Deste modo, fazendo uma analogia entre os princípios do Sistema Único de Saúde (SUS) e a preservação do Patrimônio Cultural, poderíamos explorar o que segue[1]:
1. Universalidade: Assim como o SUS assegura que todos os cidadãos tenham direito à saúde, o Patrimônio Cultural deve ser acessível a todas as pessoas, garantindo que todos possam usufruir, conhecer e valorizar a herança cultural, independentemente de classe social, etnia ou localização geográfica, para além de outros aspectos que poderiam ainda ser considerados.
2. Integralidade: O Patrimônio Cultural deve ser preservado em sua totalidade, considerando todos os aspectos que o definem, conforme o seu valor e importância histórica, cultural, científica, artística e social, entre outros, o que inclui a conservação de monumentos, a valorização de tradições, práticas culturais e saberes populares, assim como o SUS cuida da saúde de maneira abrangente, cobrindo prevenção, tratamento e reabilitação.
3. Equidade: A valorização e preservação do Patrimônio Cultural devem ser feitas de forma equitativa, ou seja, justa e imparcial, reconhecendo e respeitando a diversidade cultural existente. É necessário garantir que todas as culturas e tradições sejam preservadas e valorizadas, promovendo justiça social e cultural em nome da diversidade e pluralidade existente na sociedade brasileira, assim como o SUS busca atender às necessidades específicas de cada indivíduo de forma justa e adequada.
4. Descentralização: A gestão do Patrimônio Cultural deve ser descentralizada, com responsabilidades compartilhadas entre diferentes níveis de governo e a comunidade local. A participação de diversas esferas garante uma gestão mais eficaz e democrática, similar à gestão descentralizada do SUS.
5. Participação Social: A sociedade deve estar envolvida na preservação do Patrimônio Cultural, participando ativamente das decisões e ações de preservação. Isso fortalece o senso de pertencimento e responsabilidade coletiva, assim como a participação social é essencial no SUS para a formulação de políticas de saúde.

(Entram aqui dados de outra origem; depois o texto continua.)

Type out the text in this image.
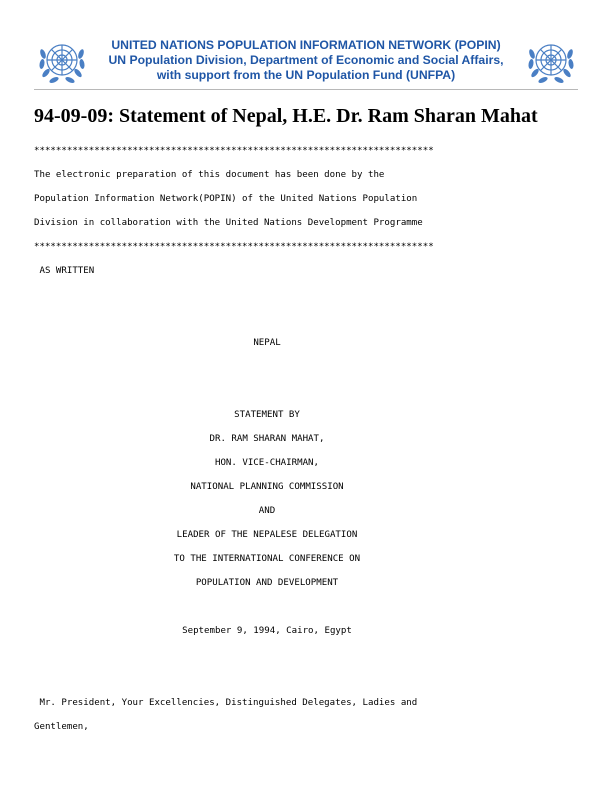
UNITED NATIONS POPULATION INFORMATION NETWORK (POPIN)
UN Population Division, Department of Economic and Social Affairs,
with support from the UN Population Fund (UNFPA)
94-09-09: Statement of Nepal, H.E. Dr. Ram Sharan Mahat
*************************************************************************
The electronic preparation of this document has been done by the
Population Information Network(POPIN) of the United Nations Population
Division in collaboration with the United Nations Development Programme
*************************************************************************
AS WRITTEN
NEPAL
STATEMENT BY
DR. RAM SHARAN MAHAT,
HON. VICE-CHAIRMAN,
NATIONAL PLANNING COMMISSION
AND
LEADER OF THE NEPALESE DELEGATION
TO THE INTERNATIONAL CONFERENCE ON
POPULATION AND DEVELOPMENT
September 9, 1994, Cairo, Egypt
Mr. President, Your Excellencies, Distinguished Delegates, Ladies and
Gentlemen,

Essa analogia busca destacar, de modo sucinto, a importância de princípios inclusivos, abrangentes e participativos existentes tanto na saúde quanto na preservação do patrimônio cultural, passíveis de promover o bem-estar da população e a valorização de nossas referências culturais.
Esse exercício instiga a investigar e refletir sobre o que seria necessário para torná-lo realidade. Fica aqui o registro como ponto de partida e referência.
Foto: Brito, Marcelo (2024).
[1] A partir dos instrumentos legais vigentes que instituíram e implementaram o SUS – Sistema Único de Saúde, quais sejam: 1) Constituição Federal de 1988; 2) Lei Orgânica da Saúde (Lei nº 8.080/1990); 3) Lei complementar que dispõe sobre a participação da comunidade na gestão do SUS (Lei nº 8.142/1990); 4) Decreto de regulamentação da Lei nº 8.080/1990, para a organização do SUS, o planejamento das políticas de saúde, a assistência à saúde e articulação interfederativa.